While housing starts and completions reached record levels in B.C. during the pandemic, McNell said COVID-19 restrictions and supply chain issues impacted the regional government’s operations. Furthermore, escalating construction costs and, more recently, rising interest rates, had limited Metro’s ability to move projects ahead.

“We recognize there have been some delays,” said McNell, adding, “I don’t know if we’ve been stalled wholesale; we’ve been pushing hard …for rapid completion of these [659] units.”

But with new funding finally in hand, five priority projects will bring the 659 new or redeveloped units by the end of 2025, according to a report to the board’s housing committee May 12.

That report states the estimate to build the 2,000 units will be about $1 billion, so more money will be needed to get the rest (1,340) constructed. Metro is already contributing $100 million and those public subsidies bring the cost of financing construction down, as rents collected over time pay off loans. The regional government says it is still advocating for federal government funding to support the plan.

The overarching method will be densification, as all five approved projects — in Vancouver, Pitt Meadows, Coquitlam and Burnaby (two) — will be new apartment buildings, including three sites that were formerly townhome complexes. Hence, some of these new units in the first tranche of the plan will replace those existing townhomes, such as a 174-unit apartment complex in Burnaby called The Connection, which replaces 30 townhomes (Eastburn Square).

In Vancouver, the 86-townhome complex Heather Place has been approved for 230 new units, of which 67 have been completed while 87 are under construction in a three-phase plan.

In Coquitlam, the 67-unit townhome complex called Malaspina Village will be converted into a 167-unit apartment building by December 2025.

It’s unclear at this point how many of the 2,000 units will be new and how many will be redeveloped, once the 10-year plan is complete.

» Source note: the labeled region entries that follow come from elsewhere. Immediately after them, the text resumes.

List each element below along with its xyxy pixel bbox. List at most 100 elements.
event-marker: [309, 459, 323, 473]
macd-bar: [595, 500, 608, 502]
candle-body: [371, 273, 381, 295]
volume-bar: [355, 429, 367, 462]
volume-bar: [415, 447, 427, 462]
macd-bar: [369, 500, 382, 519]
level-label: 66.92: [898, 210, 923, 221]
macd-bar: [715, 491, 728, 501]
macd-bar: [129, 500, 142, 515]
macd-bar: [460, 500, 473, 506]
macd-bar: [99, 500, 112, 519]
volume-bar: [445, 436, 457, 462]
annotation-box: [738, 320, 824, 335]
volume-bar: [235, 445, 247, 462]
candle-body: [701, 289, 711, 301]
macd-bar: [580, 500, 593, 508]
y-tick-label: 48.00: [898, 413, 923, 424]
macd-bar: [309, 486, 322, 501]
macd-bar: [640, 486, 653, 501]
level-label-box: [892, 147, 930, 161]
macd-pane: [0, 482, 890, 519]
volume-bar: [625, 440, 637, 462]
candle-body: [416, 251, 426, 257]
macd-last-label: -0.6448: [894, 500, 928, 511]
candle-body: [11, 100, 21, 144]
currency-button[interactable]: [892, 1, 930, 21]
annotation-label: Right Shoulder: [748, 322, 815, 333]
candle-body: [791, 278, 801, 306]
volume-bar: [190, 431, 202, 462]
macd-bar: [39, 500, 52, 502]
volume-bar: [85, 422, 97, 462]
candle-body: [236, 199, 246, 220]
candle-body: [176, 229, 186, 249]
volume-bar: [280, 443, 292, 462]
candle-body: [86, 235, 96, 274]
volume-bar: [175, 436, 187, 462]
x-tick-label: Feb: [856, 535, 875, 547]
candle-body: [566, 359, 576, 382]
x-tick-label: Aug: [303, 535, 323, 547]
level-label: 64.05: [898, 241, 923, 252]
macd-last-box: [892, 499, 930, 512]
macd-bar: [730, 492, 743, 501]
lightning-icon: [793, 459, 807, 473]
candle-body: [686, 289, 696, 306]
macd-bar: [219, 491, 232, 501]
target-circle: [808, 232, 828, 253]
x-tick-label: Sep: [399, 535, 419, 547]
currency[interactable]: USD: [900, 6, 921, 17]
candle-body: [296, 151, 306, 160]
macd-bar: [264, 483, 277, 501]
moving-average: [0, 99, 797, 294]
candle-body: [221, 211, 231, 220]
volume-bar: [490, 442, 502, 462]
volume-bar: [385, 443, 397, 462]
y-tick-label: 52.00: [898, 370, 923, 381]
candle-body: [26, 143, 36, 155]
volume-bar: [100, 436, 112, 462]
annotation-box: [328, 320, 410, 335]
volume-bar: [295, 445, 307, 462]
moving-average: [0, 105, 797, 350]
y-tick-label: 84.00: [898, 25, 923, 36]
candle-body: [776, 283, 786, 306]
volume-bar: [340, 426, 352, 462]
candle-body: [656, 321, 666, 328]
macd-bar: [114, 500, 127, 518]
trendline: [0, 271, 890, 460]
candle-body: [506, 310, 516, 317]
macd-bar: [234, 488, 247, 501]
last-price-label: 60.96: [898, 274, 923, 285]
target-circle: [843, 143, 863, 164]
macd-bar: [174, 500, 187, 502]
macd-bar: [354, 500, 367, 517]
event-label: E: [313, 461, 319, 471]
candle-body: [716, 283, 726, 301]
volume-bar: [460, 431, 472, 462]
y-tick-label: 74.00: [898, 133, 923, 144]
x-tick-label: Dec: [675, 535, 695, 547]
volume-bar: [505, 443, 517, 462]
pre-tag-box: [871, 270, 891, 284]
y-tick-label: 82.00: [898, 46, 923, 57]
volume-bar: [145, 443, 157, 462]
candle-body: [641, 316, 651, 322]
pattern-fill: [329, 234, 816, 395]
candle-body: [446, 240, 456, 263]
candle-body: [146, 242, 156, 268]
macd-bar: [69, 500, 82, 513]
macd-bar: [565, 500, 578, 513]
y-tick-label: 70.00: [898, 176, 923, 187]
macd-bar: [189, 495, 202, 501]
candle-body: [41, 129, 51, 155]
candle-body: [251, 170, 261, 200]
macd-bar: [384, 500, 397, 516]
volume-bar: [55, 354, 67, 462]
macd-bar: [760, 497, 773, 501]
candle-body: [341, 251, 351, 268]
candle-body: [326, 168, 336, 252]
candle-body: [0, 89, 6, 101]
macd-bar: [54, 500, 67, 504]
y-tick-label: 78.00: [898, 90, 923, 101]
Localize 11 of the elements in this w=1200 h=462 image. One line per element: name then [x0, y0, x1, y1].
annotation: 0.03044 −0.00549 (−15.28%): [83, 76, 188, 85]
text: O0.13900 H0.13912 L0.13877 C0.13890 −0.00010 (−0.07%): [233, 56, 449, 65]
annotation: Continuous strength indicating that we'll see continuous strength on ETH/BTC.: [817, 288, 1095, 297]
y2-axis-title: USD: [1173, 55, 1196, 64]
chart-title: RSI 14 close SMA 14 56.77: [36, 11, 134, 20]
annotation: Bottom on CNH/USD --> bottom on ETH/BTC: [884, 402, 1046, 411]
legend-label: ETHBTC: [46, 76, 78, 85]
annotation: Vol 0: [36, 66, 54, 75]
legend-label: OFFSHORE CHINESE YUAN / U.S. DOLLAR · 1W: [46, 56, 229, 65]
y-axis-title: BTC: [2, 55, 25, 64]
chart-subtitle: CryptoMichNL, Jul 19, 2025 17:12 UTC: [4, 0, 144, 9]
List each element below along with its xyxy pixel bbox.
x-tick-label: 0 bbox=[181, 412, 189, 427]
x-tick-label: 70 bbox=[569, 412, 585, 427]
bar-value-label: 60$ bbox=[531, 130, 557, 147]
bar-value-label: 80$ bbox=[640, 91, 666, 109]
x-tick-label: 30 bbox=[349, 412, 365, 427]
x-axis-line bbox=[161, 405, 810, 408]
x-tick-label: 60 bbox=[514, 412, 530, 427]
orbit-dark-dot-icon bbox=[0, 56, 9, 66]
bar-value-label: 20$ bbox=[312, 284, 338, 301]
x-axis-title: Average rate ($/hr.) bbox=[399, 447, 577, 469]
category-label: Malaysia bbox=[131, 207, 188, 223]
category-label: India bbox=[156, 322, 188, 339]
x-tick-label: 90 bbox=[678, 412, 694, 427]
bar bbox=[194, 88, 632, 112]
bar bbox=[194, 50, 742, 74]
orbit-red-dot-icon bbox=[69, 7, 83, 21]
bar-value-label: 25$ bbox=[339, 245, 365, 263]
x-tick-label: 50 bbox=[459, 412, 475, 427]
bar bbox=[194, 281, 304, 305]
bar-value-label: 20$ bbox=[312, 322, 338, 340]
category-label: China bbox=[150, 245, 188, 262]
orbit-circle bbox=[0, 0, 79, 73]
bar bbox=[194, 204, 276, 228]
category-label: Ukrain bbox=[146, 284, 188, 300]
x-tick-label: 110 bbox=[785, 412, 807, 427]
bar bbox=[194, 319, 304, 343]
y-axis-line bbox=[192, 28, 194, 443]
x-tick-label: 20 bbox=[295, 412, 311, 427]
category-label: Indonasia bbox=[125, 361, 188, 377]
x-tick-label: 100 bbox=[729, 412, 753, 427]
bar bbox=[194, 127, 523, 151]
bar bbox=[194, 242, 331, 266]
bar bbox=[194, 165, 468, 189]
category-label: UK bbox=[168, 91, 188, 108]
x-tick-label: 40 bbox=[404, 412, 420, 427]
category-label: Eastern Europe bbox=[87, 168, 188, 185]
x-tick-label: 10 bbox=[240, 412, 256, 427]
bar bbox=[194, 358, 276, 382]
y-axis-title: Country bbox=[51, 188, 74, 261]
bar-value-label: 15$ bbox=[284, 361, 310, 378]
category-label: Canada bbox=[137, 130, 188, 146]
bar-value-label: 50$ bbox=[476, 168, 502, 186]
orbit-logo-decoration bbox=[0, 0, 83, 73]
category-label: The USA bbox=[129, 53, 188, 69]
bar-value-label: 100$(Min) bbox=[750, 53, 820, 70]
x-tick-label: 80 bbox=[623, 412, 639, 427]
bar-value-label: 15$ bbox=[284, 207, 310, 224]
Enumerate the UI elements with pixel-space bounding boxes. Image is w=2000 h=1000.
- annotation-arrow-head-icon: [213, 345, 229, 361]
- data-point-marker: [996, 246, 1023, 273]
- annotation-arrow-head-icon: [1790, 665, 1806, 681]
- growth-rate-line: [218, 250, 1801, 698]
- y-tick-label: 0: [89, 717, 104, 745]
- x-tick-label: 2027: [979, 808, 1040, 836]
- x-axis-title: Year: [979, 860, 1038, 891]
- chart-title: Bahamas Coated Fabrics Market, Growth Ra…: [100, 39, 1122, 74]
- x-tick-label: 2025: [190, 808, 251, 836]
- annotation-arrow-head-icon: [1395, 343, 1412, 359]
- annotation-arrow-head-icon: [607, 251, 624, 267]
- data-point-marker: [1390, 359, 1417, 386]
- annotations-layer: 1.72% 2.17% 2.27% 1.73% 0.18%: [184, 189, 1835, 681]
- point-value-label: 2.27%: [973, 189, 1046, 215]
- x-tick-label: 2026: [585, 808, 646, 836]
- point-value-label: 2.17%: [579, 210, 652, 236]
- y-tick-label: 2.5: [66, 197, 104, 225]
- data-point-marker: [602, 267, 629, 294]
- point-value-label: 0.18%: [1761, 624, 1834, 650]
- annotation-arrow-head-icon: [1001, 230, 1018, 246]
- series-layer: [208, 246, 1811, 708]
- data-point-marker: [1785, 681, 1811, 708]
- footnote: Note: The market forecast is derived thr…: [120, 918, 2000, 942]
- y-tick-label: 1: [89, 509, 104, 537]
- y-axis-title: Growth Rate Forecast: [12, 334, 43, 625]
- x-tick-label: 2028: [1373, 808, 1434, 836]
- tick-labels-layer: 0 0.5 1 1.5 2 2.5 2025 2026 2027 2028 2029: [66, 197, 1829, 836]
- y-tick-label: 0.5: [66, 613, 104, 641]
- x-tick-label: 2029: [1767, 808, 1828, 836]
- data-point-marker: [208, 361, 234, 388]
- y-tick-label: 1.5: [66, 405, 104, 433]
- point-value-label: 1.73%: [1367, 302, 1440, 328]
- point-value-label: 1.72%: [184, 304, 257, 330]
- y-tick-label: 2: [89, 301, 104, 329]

“So, in the late teens (2010s), that's when we started to develop the 10-year plan, recognizing there was lots of potential to redevelop these sites to achieve more density. So, really, we have a lot of stuff that's reaching the end of its life,” said McNell.

Also unclear is how Metro will respond to the need for family-sized housing through the redevelopments. In 2019, Metro’s stock consisted of 67 per cent townhomes and 33 per cent apartments, including 41 per cent of units being two-bedrooms and 40 per cent being three-bedrooms.

“So, we're working on multiple fronts to redevelop, to expand and to fix up what we have kept it in good repair,” said McNell, whose reports show 560 units will receive “deep retrofits” by 2025. Furthermore, nearly $10 million of provincial and regional funds will go toward four child-care centres in the five projects.

McNell said Metro Vancouver’s goal, at this point, is to have 70 per cent of all units be “low end market tenancies,” (LEM) which is to say they are intended for “low to moderate incomes, and rents are generally 10-20% below comparable market rents.”

The other 30 per cent is “rent-geared-to-income tenancies,” (RGI) which is to say they are intended “for households on low or fixed incomes, and rents are set at 30% of gross monthly household income.”

RGI also includes shelter rate units, for individuals faced with varied disabilities. For the new units, Metro is aiming for a 70/15/15 mix of LEM/RGI/shelter rates.

The LEM units bring in more income for Metro Vancouver, in order to subsidize the RGI units and lessen the burden on public subsidies, explained McNell.

In 2019, 34 per cent of all units were RGI whereas as of this month only 30.7 per cent are RGI.

McNell explained that RGI units can fluctuate as tenants on RGI can move up to LEM rates with higher incomes.